Cat throws herself a wake and this leaves Frances in turmoil and she hides away drinking whisky. Unable to cope with the situation Frances pushes her friends away and even distances herself from Jonathan. Gay told Miller that "she's gutted, she's heartbroken for her friend, but also confused and, well, just gutted."

===Pregnancy===
Frances learns that she is pregnant following Zach's departure. She decides to not inform him and decides on being a single parent. A writer from Soap World reported that Frances would ignore abdominal pains fearing that Zach will discover the truth. But her ignorance leads to her requiring surgery to save the unborn child's life. It is with this storyline that fellow characters Doug Graham (Tom Wren) and Sophie find out she has lied. They suggest that Frances still loves Zach and fears him knowing about the pregnancy. The writer added that subsequently the character "impulsively" agrees to a date with Pete "P-Dog" Reeves (James Saunders) in the hope that he can distract her from the predicament.

==Reception==
Debi Enker writing for The Age said that Winners & Losers had a problem of being to broad with the narrative.

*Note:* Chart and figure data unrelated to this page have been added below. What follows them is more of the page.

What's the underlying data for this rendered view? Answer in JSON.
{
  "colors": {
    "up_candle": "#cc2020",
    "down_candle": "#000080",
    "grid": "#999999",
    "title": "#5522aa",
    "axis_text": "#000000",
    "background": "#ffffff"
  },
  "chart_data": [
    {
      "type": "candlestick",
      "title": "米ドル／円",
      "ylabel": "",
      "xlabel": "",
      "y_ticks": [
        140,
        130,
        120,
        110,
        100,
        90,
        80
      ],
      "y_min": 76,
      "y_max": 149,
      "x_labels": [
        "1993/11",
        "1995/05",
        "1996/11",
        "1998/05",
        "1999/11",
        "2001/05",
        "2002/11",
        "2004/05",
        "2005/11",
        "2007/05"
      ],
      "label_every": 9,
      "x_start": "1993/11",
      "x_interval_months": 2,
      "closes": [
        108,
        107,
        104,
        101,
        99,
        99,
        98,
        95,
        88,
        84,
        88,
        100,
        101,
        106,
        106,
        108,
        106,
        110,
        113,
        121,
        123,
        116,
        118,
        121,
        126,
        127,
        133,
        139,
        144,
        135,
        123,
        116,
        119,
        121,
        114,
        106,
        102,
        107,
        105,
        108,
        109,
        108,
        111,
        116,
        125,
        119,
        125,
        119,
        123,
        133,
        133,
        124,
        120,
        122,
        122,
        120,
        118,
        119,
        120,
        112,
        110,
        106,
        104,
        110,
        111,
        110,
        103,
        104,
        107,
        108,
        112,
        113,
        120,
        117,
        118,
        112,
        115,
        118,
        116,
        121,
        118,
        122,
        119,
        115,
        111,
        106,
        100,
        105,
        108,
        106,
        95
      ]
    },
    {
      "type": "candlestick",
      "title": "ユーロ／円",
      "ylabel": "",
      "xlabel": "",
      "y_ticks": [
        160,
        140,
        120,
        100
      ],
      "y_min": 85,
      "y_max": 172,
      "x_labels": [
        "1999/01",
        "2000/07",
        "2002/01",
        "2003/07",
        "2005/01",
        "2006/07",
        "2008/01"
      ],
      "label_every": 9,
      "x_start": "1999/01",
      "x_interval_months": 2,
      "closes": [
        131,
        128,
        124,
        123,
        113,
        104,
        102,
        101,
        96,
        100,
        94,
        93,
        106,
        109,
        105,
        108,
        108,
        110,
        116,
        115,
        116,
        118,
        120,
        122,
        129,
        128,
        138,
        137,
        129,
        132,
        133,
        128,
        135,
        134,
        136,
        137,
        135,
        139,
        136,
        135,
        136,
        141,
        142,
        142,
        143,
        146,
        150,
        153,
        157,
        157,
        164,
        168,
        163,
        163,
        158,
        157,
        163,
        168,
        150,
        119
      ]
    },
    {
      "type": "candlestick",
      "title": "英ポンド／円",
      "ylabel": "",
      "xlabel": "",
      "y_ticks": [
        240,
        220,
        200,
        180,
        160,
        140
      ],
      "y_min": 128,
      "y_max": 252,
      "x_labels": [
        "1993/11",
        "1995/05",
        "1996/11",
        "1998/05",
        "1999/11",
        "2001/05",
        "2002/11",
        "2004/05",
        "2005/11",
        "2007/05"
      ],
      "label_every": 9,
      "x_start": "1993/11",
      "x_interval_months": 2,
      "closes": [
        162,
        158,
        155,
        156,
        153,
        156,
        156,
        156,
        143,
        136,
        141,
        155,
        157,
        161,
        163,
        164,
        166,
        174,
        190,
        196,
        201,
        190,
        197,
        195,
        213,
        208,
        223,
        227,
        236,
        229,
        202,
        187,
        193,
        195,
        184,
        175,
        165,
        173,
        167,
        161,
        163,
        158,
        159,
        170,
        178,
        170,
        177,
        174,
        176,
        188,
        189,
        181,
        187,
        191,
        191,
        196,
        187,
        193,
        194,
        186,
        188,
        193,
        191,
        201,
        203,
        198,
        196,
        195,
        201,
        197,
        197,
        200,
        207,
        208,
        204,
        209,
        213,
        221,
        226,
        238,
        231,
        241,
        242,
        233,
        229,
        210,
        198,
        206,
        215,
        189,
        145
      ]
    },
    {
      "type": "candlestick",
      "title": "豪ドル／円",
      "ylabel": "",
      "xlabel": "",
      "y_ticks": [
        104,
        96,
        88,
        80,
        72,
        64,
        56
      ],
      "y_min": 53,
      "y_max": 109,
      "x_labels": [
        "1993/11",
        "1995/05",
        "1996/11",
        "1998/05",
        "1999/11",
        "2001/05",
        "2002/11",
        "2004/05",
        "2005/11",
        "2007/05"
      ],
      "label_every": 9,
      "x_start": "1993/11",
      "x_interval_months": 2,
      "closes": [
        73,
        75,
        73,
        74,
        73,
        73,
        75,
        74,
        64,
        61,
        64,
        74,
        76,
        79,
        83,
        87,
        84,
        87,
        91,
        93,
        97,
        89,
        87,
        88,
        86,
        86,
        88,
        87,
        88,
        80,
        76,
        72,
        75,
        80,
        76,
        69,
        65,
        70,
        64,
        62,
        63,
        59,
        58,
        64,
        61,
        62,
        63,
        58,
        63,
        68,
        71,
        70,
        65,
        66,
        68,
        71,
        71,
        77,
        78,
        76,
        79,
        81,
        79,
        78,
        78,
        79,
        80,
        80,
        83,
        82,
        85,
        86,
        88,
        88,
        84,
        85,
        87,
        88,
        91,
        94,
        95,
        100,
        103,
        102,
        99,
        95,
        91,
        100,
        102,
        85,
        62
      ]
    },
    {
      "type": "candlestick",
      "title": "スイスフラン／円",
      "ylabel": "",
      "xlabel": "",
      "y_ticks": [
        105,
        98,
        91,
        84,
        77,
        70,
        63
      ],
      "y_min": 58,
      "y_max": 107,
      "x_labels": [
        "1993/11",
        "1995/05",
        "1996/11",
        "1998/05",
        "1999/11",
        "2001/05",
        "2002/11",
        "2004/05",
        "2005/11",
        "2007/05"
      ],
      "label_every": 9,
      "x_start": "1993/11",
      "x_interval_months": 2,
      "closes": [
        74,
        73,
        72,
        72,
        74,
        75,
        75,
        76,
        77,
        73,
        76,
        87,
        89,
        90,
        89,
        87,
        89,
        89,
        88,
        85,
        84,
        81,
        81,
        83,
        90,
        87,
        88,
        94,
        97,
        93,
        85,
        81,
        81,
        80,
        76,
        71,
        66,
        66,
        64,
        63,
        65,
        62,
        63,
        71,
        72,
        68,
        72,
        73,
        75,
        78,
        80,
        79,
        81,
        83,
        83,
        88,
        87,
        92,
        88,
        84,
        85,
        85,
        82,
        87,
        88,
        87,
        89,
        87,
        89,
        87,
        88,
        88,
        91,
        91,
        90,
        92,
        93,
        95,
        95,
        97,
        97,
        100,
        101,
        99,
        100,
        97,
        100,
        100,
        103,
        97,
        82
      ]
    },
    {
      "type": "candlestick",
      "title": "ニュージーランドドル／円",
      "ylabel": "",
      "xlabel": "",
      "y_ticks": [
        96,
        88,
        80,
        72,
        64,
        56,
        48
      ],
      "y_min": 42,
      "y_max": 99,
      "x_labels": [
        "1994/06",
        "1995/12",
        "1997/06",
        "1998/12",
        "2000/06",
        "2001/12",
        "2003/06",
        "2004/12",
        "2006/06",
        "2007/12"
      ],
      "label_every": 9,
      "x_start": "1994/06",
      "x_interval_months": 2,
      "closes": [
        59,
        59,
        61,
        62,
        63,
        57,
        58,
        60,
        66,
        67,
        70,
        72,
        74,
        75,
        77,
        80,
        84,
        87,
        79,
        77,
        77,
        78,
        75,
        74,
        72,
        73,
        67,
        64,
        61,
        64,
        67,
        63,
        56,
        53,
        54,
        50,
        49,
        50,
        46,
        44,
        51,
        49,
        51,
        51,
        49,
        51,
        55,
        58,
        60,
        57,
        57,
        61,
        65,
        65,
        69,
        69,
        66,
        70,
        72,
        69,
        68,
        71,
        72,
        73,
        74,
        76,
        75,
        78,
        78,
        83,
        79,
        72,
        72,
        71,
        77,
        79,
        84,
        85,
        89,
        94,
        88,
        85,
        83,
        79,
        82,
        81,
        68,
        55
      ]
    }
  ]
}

But she felt that Gay "notably" often managed "to transcend the limitations" as the "socially awkward Frances". The writer later said that Frances has a "self-sabotaging lack of confidence" and that Zach has "the patience of a saint" to put up with her "frequent eruptions of nervy insecurity". Michael Idato from The Sydney Morning Herald said that four actresses had a "palpable chemistry" but Frances and Jenny were "the most fully formed in the writing". He added that Frances is an "over-thinker" and "bright". His colleague Frances Atkinson echoed his views writing that Gay and Bergland were given more opportunity to show off their acting skills. Idato has also branded Frances awkward and bright. He added that Frances being mistaken for a lesbian was one of the series premiere's "sharper moments".

James Joyce of The Newcastle Herald branded the character a "tomboy-turned-corporate high-flyer". Nathanael Cooper from The Courier-Mail labeled Frances "the lost-in-love-and-life lawyer".
 A writer from NewsMail described her as "bright and business-savvy" and Louise Nunn of The Advertiser observed her as "delightfully repressed". A critic from The Canberra Times believed that Gay had only received good stories to work on during the show's second season. Bridget McManus (The Sydney Morning Herald) said of the episode titled "...Must Come to an End" that "there are some seriously heavy scenes but the only true tearjerker comes from the wonderful Virginia Gay as Frances, facing an unexpected goodbye."